At the beginning of this and every Advent season John the Baptist voices God’s call to repent. We probably listen. We may examine our lives. Possibly we even resolve to modify the way we approach the birth of the Christ Child.
But the repentance we are called to is far more deep seated than is usually brought to light by a positive response to the Baptist’s call. It is a repentance that is particularly well fitted to this season when our desire for justice and peace are aroused.
In 1863 the US Civil War was raging. The Battle of Gettysburg had been fought early in the summer of that year; but the war continued, and tens of thousands would still die in the battles yet to be fought. Henry Wadsworth Longfellow was an American poet living during those years; and, towards the end of 1863, he wrote a poem which would endure through decades of Christmases to come. Soon after he wrote it, it was put into song.
I heard the bells on Christmas Day
Their old familiar carols play;
And mild and sweet their songs repeat
Of peace on earth good will to men.
And in despair I bowed my head,
There is no peace on earth I said;
For hate is strong and mocks the song
Of peace on earth, good will to men.
Then rang the bells more loud and deep:
God is not dead, nor doth He sleep!
The wrong shall fail, the right prevail
With peace on earth, good will to men.
I have no idea how many skirmishes and battles and wars have been fought around the world since a disheartened Longfellow wrote his poem. Certainly there have been many; and the battlefield deaths number in the millions. In the end however, as his poem suggests, it would seem that our poet would cling doggedly to the hope we all have, the hope that the wrong shall fail and the right will prevail with peace on earth and good will to men.

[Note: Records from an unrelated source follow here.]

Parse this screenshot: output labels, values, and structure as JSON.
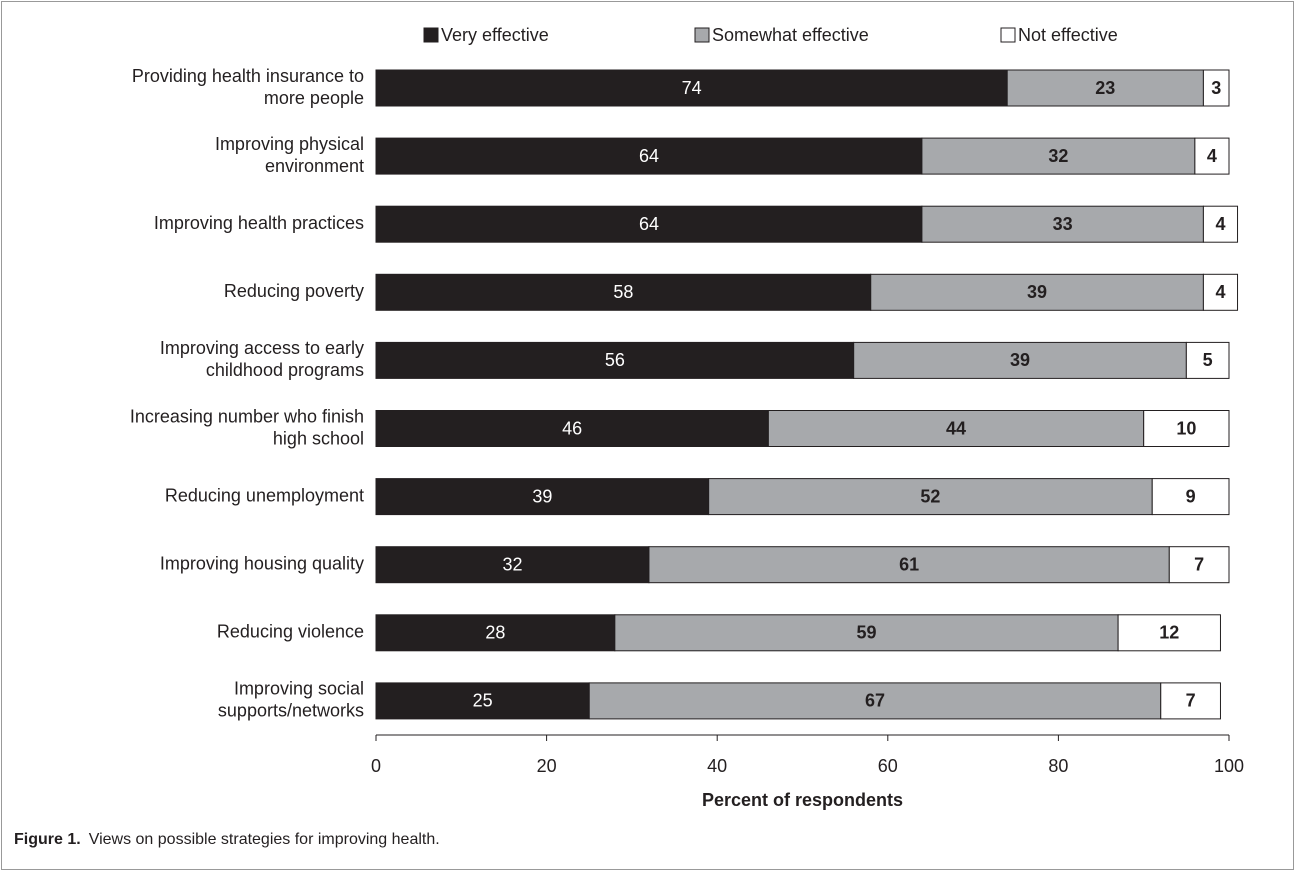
{
  "chart_data": {
    "type": "stacked-bar-horizontal",
    "categories": [
      [
        "Providing health insurance to",
        "more people"
      ],
      [
        "Improving physical",
        "environment"
      ],
      [
        "Improving health practices"
      ],
      [
        "Reducing poverty"
      ],
      [
        "Improving access to early",
        "childhood programs"
      ],
      [
        "Increasing number who finish",
        "high school"
      ],
      [
        "Reducing unemployment"
      ],
      [
        "Improving housing quality"
      ],
      [
        "Reducing violence"
      ],
      [
        "Improving social",
        "supports/networks"
      ]
    ],
    "series": [
      {
        "name": "Very effective",
        "color": "#231f20",
        "values": [
          74,
          64,
          64,
          58,
          56,
          46,
          39,
          32,
          28,
          25
        ]
      },
      {
        "name": "Somewhat effective",
        "color": "#a7a9ac",
        "values": [
          23,
          32,
          33,
          39,
          39,
          44,
          52,
          61,
          59,
          67
        ]
      },
      {
        "name": "Not effective",
        "color": "#ffffff",
        "values": [
          3,
          4,
          4,
          4,
          5,
          10,
          9,
          7,
          12,
          7
        ]
      }
    ],
    "xlim": [
      0,
      100
    ],
    "xticks": [
      0,
      20,
      40,
      60,
      80,
      100
    ],
    "xlabel": "Percent of respondents",
    "legend": "top",
    "caption": {
      "label": "Figure 1.",
      "text": "Views on possible strategies for improving health."
    }
  }
}
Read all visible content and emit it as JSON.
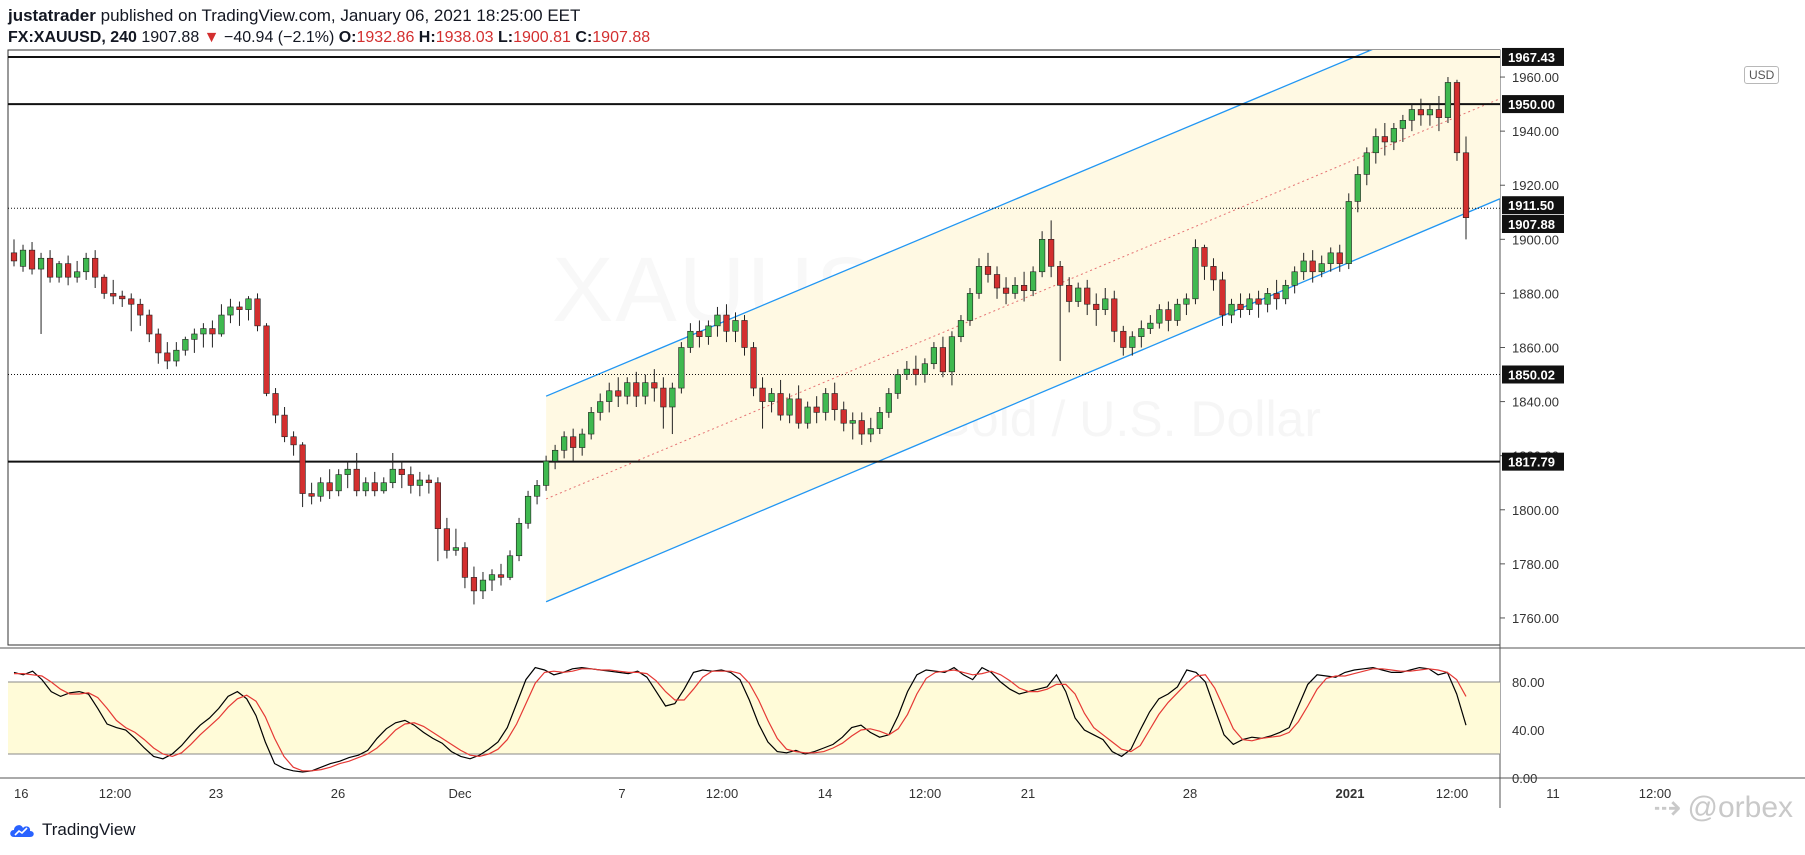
{
  "header": {
    "author": "justatrader",
    "published_text": "published on TradingView.com, January 06, 2021 18:25:00 EET",
    "symbol": "FX:XAUUSD, 240",
    "last": "1907.88",
    "change_arrow": "▼",
    "change": "−40.94 (−2.1%)",
    "open_label": "O:",
    "open": "1932.86",
    "high_label": "H:",
    "high": "1938.03",
    "low_label": "L:",
    "low": "1900.81",
    "close_label": "C:",
    "close": "1907.88"
  },
  "watermark": {
    "symbol": "XAUUSD",
    "description": "Gold / U.S. Dollar"
  },
  "currency_badge": "USD",
  "footer": {
    "brand": "TradingView",
    "credit": "@orbex"
  },
  "colors": {
    "up": "#26a69a",
    "up_body": "#3fb950",
    "down": "#d32f2f",
    "channel_line": "#2196f3",
    "channel_fill": "#fff9e3",
    "stoch_k": "#000000",
    "stoch_d": "#e53935",
    "stoch_band": "#fffbd8"
  },
  "chart_data": {
    "type": "candlestick",
    "symbol": "FX:XAUUSD",
    "interval": "240",
    "ylim": [
      1750,
      1970
    ],
    "y_ticks": [
      1760,
      1780,
      1800,
      1820,
      1840,
      1860,
      1880,
      1900,
      1920,
      1940,
      1960
    ],
    "x_ticks": [
      "16",
      "12:00",
      "23",
      "26",
      "Dec",
      "7",
      "12:00",
      "14",
      "12:00",
      "21",
      "28",
      "2021",
      "12:00",
      "11",
      "12:00"
    ],
    "price_labels": [
      "1967.43",
      "1950.00",
      "1911.50",
      "1907.88",
      "1850.02",
      "1817.79"
    ],
    "horizontal_levels": [
      {
        "price": 1967.43,
        "style": "solid"
      },
      {
        "price": 1950.0,
        "style": "solid"
      },
      {
        "price": 1911.5,
        "style": "dotted"
      },
      {
        "price": 1850.02,
        "style": "dotted"
      },
      {
        "price": 1817.79,
        "style": "solid"
      }
    ],
    "channel": {
      "upper": [
        [
          0,
          1842
        ],
        [
          100,
          1990
        ]
      ],
      "lower": [
        [
          0,
          1766
        ],
        [
          100,
          1915
        ]
      ],
      "mid": [
        [
          0,
          1804
        ],
        [
          100,
          1952
        ]
      ],
      "start_bar": 59
    },
    "candles": [
      [
        1895,
        1900,
        1892,
        1890
      ],
      [
        1890,
        1898,
        1896,
        1888
      ],
      [
        1896,
        1899,
        1889,
        1887
      ],
      [
        1889,
        1895,
        1893,
        1865
      ],
      [
        1893,
        1896,
        1886,
        1884
      ],
      [
        1886,
        1892,
        1891,
        1884
      ],
      [
        1891,
        1894,
        1886,
        1883
      ],
      [
        1886,
        1892,
        1888,
        1884
      ],
      [
        1888,
        1895,
        1893,
        1885
      ],
      [
        1893,
        1896,
        1886,
        1882
      ],
      [
        1886,
        1887,
        1880,
        1878
      ],
      [
        1880,
        1885,
        1879,
        1876
      ],
      [
        1879,
        1881,
        1878,
        1875
      ],
      [
        1878,
        1880,
        1876,
        1866
      ],
      [
        1876,
        1878,
        1872,
        1868
      ],
      [
        1872,
        1874,
        1865,
        1862
      ],
      [
        1865,
        1867,
        1858,
        1854
      ],
      [
        1858,
        1862,
        1855,
        1852
      ],
      [
        1855,
        1862,
        1859,
        1853
      ],
      [
        1859,
        1864,
        1863,
        1857
      ],
      [
        1863,
        1867,
        1865,
        1858
      ],
      [
        1865,
        1869,
        1867,
        1860
      ],
      [
        1867,
        1870,
        1865,
        1860
      ],
      [
        1865,
        1876,
        1872,
        1864
      ],
      [
        1872,
        1878,
        1875,
        1869
      ],
      [
        1875,
        1877,
        1874,
        1868
      ],
      [
        1874,
        1879,
        1878,
        1870
      ],
      [
        1878,
        1880,
        1868,
        1866
      ],
      [
        1868,
        1869,
        1843,
        1842
      ],
      [
        1843,
        1845,
        1835,
        1832
      ],
      [
        1835,
        1838,
        1827,
        1825
      ],
      [
        1827,
        1829,
        1824,
        1820
      ],
      [
        1824,
        1825,
        1806,
        1801
      ],
      [
        1806,
        1810,
        1805,
        1802
      ],
      [
        1805,
        1812,
        1810,
        1803
      ],
      [
        1810,
        1815,
        1807,
        1804
      ],
      [
        1807,
        1815,
        1813,
        1805
      ],
      [
        1813,
        1818,
        1815,
        1808
      ],
      [
        1815,
        1821,
        1807,
        1805
      ],
      [
        1807,
        1812,
        1810,
        1805
      ],
      [
        1810,
        1814,
        1807,
        1805
      ],
      [
        1807,
        1812,
        1810,
        1806
      ],
      [
        1810,
        1821,
        1815,
        1808
      ],
      [
        1815,
        1818,
        1813,
        1808
      ],
      [
        1813,
        1816,
        1809,
        1806
      ],
      [
        1809,
        1814,
        1811,
        1805
      ],
      [
        1811,
        1813,
        1810,
        1806
      ],
      [
        1810,
        1812,
        1793,
        1781
      ],
      [
        1793,
        1797,
        1785,
        1782
      ],
      [
        1785,
        1793,
        1786,
        1783
      ],
      [
        1786,
        1788,
        1775,
        1771
      ],
      [
        1775,
        1779,
        1770,
        1765
      ],
      [
        1770,
        1777,
        1774,
        1767
      ],
      [
        1774,
        1778,
        1776,
        1770
      ],
      [
        1776,
        1780,
        1775,
        1772
      ],
      [
        1775,
        1785,
        1783,
        1774
      ],
      [
        1783,
        1797,
        1795,
        1781
      ],
      [
        1795,
        1807,
        1805,
        1793
      ],
      [
        1805,
        1811,
        1809,
        1802
      ],
      [
        1809,
        1820,
        1818,
        1807
      ],
      [
        1818,
        1824,
        1822,
        1815
      ],
      [
        1822,
        1829,
        1827,
        1819
      ],
      [
        1827,
        1830,
        1823,
        1818
      ],
      [
        1823,
        1830,
        1828,
        1820
      ],
      [
        1828,
        1838,
        1836,
        1826
      ],
      [
        1836,
        1843,
        1840,
        1833
      ],
      [
        1840,
        1847,
        1844,
        1836
      ],
      [
        1844,
        1849,
        1842,
        1838
      ],
      [
        1842,
        1849,
        1847,
        1839
      ],
      [
        1847,
        1851,
        1842,
        1838
      ],
      [
        1842,
        1850,
        1847,
        1839
      ],
      [
        1847,
        1852,
        1845,
        1840
      ],
      [
        1845,
        1849,
        1838,
        1830
      ],
      [
        1838,
        1847,
        1845,
        1828
      ],
      [
        1845,
        1862,
        1860,
        1843
      ],
      [
        1860,
        1869,
        1866,
        1858
      ],
      [
        1866,
        1870,
        1864,
        1860
      ],
      [
        1864,
        1870,
        1868,
        1861
      ],
      [
        1868,
        1875,
        1872,
        1864
      ],
      [
        1872,
        1876,
        1866,
        1862
      ],
      [
        1866,
        1873,
        1870,
        1862
      ],
      [
        1870,
        1872,
        1860,
        1857
      ],
      [
        1860,
        1862,
        1845,
        1842
      ],
      [
        1845,
        1849,
        1840,
        1830
      ],
      [
        1840,
        1845,
        1843,
        1836
      ],
      [
        1843,
        1848,
        1835,
        1833
      ],
      [
        1835,
        1843,
        1841,
        1832
      ],
      [
        1841,
        1846,
        1832,
        1830
      ],
      [
        1832,
        1840,
        1838,
        1830
      ],
      [
        1838,
        1842,
        1836,
        1832
      ],
      [
        1836,
        1845,
        1843,
        1833
      ],
      [
        1843,
        1847,
        1837,
        1833
      ],
      [
        1837,
        1840,
        1832,
        1829
      ],
      [
        1832,
        1836,
        1833,
        1826
      ],
      [
        1833,
        1836,
        1828,
        1824
      ],
      [
        1828,
        1834,
        1830,
        1825
      ],
      [
        1830,
        1838,
        1836,
        1828
      ],
      [
        1836,
        1845,
        1843,
        1834
      ],
      [
        1843,
        1852,
        1850,
        1841
      ],
      [
        1850,
        1855,
        1852,
        1848
      ],
      [
        1852,
        1857,
        1850,
        1846
      ],
      [
        1850,
        1856,
        1854,
        1847
      ],
      [
        1854,
        1862,
        1860,
        1852
      ],
      [
        1860,
        1864,
        1851,
        1849
      ],
      [
        1851,
        1866,
        1864,
        1846
      ],
      [
        1864,
        1872,
        1870,
        1862
      ],
      [
        1870,
        1882,
        1880,
        1868
      ],
      [
        1880,
        1893,
        1890,
        1878
      ],
      [
        1890,
        1895,
        1887,
        1884
      ],
      [
        1887,
        1890,
        1882,
        1878
      ],
      [
        1882,
        1886,
        1880,
        1876
      ],
      [
        1880,
        1886,
        1883,
        1878
      ],
      [
        1883,
        1888,
        1881,
        1877
      ],
      [
        1881,
        1890,
        1888,
        1879
      ],
      [
        1888,
        1903,
        1900,
        1886
      ],
      [
        1900,
        1907,
        1890,
        1886
      ],
      [
        1890,
        1892,
        1883,
        1855
      ],
      [
        1883,
        1886,
        1877,
        1873
      ],
      [
        1877,
        1884,
        1882,
        1875
      ],
      [
        1882,
        1885,
        1876,
        1872
      ],
      [
        1876,
        1880,
        1874,
        1868
      ],
      [
        1874,
        1882,
        1878,
        1872
      ],
      [
        1878,
        1881,
        1866,
        1862
      ],
      [
        1866,
        1868,
        1860,
        1857
      ],
      [
        1860,
        1866,
        1864,
        1857
      ],
      [
        1864,
        1870,
        1867,
        1860
      ],
      [
        1867,
        1872,
        1869,
        1865
      ],
      [
        1869,
        1876,
        1874,
        1867
      ],
      [
        1874,
        1877,
        1870,
        1866
      ],
      [
        1870,
        1878,
        1876,
        1868
      ],
      [
        1876,
        1880,
        1878,
        1872
      ],
      [
        1878,
        1900,
        1897,
        1876
      ],
      [
        1897,
        1898,
        1890,
        1885
      ],
      [
        1890,
        1893,
        1885,
        1881
      ],
      [
        1885,
        1888,
        1872,
        1868
      ],
      [
        1872,
        1878,
        1876,
        1869
      ],
      [
        1876,
        1880,
        1874,
        1871
      ],
      [
        1874,
        1880,
        1878,
        1872
      ],
      [
        1878,
        1881,
        1876,
        1871
      ],
      [
        1876,
        1882,
        1880,
        1873
      ],
      [
        1880,
        1885,
        1878,
        1874
      ],
      [
        1878,
        1885,
        1883,
        1876
      ],
      [
        1883,
        1890,
        1888,
        1880
      ],
      [
        1888,
        1895,
        1892,
        1885
      ],
      [
        1892,
        1896,
        1888,
        1884
      ],
      [
        1888,
        1894,
        1891,
        1886
      ],
      [
        1891,
        1897,
        1895,
        1888
      ],
      [
        1895,
        1898,
        1891,
        1888
      ],
      [
        1891,
        1917,
        1914,
        1889
      ],
      [
        1914,
        1927,
        1924,
        1910
      ],
      [
        1924,
        1934,
        1932,
        1920
      ],
      [
        1932,
        1941,
        1938,
        1928
      ],
      [
        1938,
        1943,
        1936,
        1931
      ],
      [
        1936,
        1943,
        1941,
        1933
      ],
      [
        1941,
        1946,
        1944,
        1936
      ],
      [
        1944,
        1950,
        1948,
        1940
      ],
      [
        1948,
        1952,
        1946,
        1942
      ],
      [
        1946,
        1950,
        1948,
        1942
      ],
      [
        1948,
        1953,
        1945,
        1940
      ],
      [
        1945,
        1960,
        1958,
        1943
      ],
      [
        1958,
        1959,
        1932,
        1929
      ],
      [
        1932,
        1938,
        1908,
        1900
      ]
    ],
    "stochastic": {
      "ylim": [
        0,
        100
      ],
      "y_ticks": [
        0,
        40,
        80
      ],
      "bands": [
        20,
        80
      ],
      "k": [
        88,
        86,
        89,
        82,
        72,
        68,
        71,
        72,
        70,
        58,
        45,
        42,
        40,
        33,
        25,
        18,
        16,
        20,
        27,
        36,
        44,
        50,
        58,
        68,
        72,
        66,
        52,
        30,
        12,
        8,
        6,
        5,
        6,
        9,
        12,
        14,
        17,
        19,
        23,
        33,
        41,
        46,
        48,
        44,
        38,
        33,
        29,
        22,
        18,
        16,
        19,
        24,
        30,
        42,
        62,
        82,
        92,
        90,
        86,
        88,
        91,
        92,
        91,
        90,
        89,
        88,
        87,
        89,
        84,
        72,
        60,
        62,
        74,
        88,
        90,
        89,
        90,
        88,
        82,
        65,
        45,
        30,
        22,
        21,
        23,
        20,
        22,
        25,
        28,
        34,
        42,
        44,
        38,
        34,
        36,
        52,
        72,
        86,
        90,
        89,
        88,
        92,
        86,
        82,
        92,
        88,
        80,
        74,
        70,
        72,
        74,
        76,
        86,
        72,
        50,
        40,
        36,
        32,
        22,
        18,
        24,
        40,
        55,
        66,
        70,
        76,
        90,
        88,
        80,
        58,
        36,
        28,
        32,
        34,
        33,
        35,
        38,
        42,
        60,
        78,
        86,
        85,
        84,
        88,
        90,
        91,
        92,
        90,
        88,
        88,
        90,
        92,
        91,
        86,
        88,
        70,
        44
      ],
      "d": [
        87,
        87,
        86,
        85,
        80,
        74,
        70,
        70,
        71,
        67,
        58,
        48,
        42,
        38,
        32,
        25,
        20,
        18,
        21,
        28,
        36,
        43,
        50,
        59,
        66,
        69,
        64,
        51,
        33,
        18,
        9,
        6,
        6,
        7,
        9,
        12,
        14,
        17,
        20,
        25,
        32,
        40,
        45,
        46,
        43,
        38,
        33,
        28,
        23,
        19,
        18,
        20,
        24,
        32,
        45,
        62,
        79,
        88,
        89,
        88,
        89,
        91,
        91,
        90,
        90,
        89,
        88,
        88,
        87,
        81,
        72,
        65,
        65,
        74,
        84,
        89,
        89,
        89,
        87,
        79,
        65,
        48,
        33,
        24,
        22,
        21,
        21,
        22,
        25,
        29,
        35,
        40,
        41,
        39,
        36,
        41,
        53,
        70,
        83,
        88,
        89,
        90,
        88,
        86,
        87,
        89,
        86,
        81,
        75,
        72,
        72,
        74,
        78,
        78,
        70,
        54,
        42,
        36,
        30,
        24,
        22,
        27,
        40,
        53,
        63,
        71,
        79,
        85,
        86,
        75,
        58,
        41,
        32,
        31,
        33,
        34,
        35,
        38,
        47,
        60,
        74,
        83,
        85,
        85,
        87,
        89,
        91,
        91,
        90,
        89,
        89,
        90,
        91,
        90,
        88,
        82,
        68
      ]
    }
  }
}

Longfellow’s hope is an ancient one. The Psalmist anticipated our poet by centuries, though his hope is expressed in a more untroubled and relaxed conviction.
The mountains shall yield peace for the people,
and the hills justice.
Justice shall flower in his days,
and profound peace, till the moon be no more.
Both men found the presence and participation of God to be a necessity in the realization of justice and peace. Such does not seem to be the case today. As far back as the early 1900’s President Woodrow Wilson was convinced that a League of Nations would ensure the realization of justice and peace among the nations of Europe. Two short decades later England’s Prime Minister would declare “Peace for our time.” The initial movement of German troops, which set WW II into play, came less than a year after Prime Minister Chamberlain’s declaration. It would appear that Hitler had been quite agreeable to peace; he just spelled it differently and applied it to Czechoslovakia and Poland. He wanted a piece of each country; nothing else would do. Wars of all types — military, economic and cultural — have been fought over different ideas of what is just, and conflicting ideas of what is a proper or meaningful peace. History suggests some painful lessons in these matters.
At the beginning of this and every Advent season John the Baptist voices God’s call to repent. We probably listen. We may examine our lives. Possibly we even resolve to modify the way we approach the birth of the Christ Child. But the repentance we are called to is far more deep seated than is usually brought to light by a positive response to the Baptist’s call. It is a repentance that is particularly well fitted to this season when our desire for justice and peace are aroused.
Justice in our human world is ephemeral.
Peace in our human world is a fantasy.
These statements are true, not because peace and justice cannot really exist, but because they are only possible in the context of a love that is of God. Justice and peace which come from the human spirit alone are always compromised by human weaknesses, self interest and our individual distortions of reality. And the result is always a more or less approximation of the only true justice and peace which are possible. We can admire those who work for justice and peace and still understand that, as long as their work is born only of human empathy and conviction, it is but dust, blowing in the wind.
Repent! For, in the end, it appears futile to anxiously pursue justice and peace without first pursuing God. Justice and peace will come only when people put on the mind of Christ and welcome the peace only God can bring.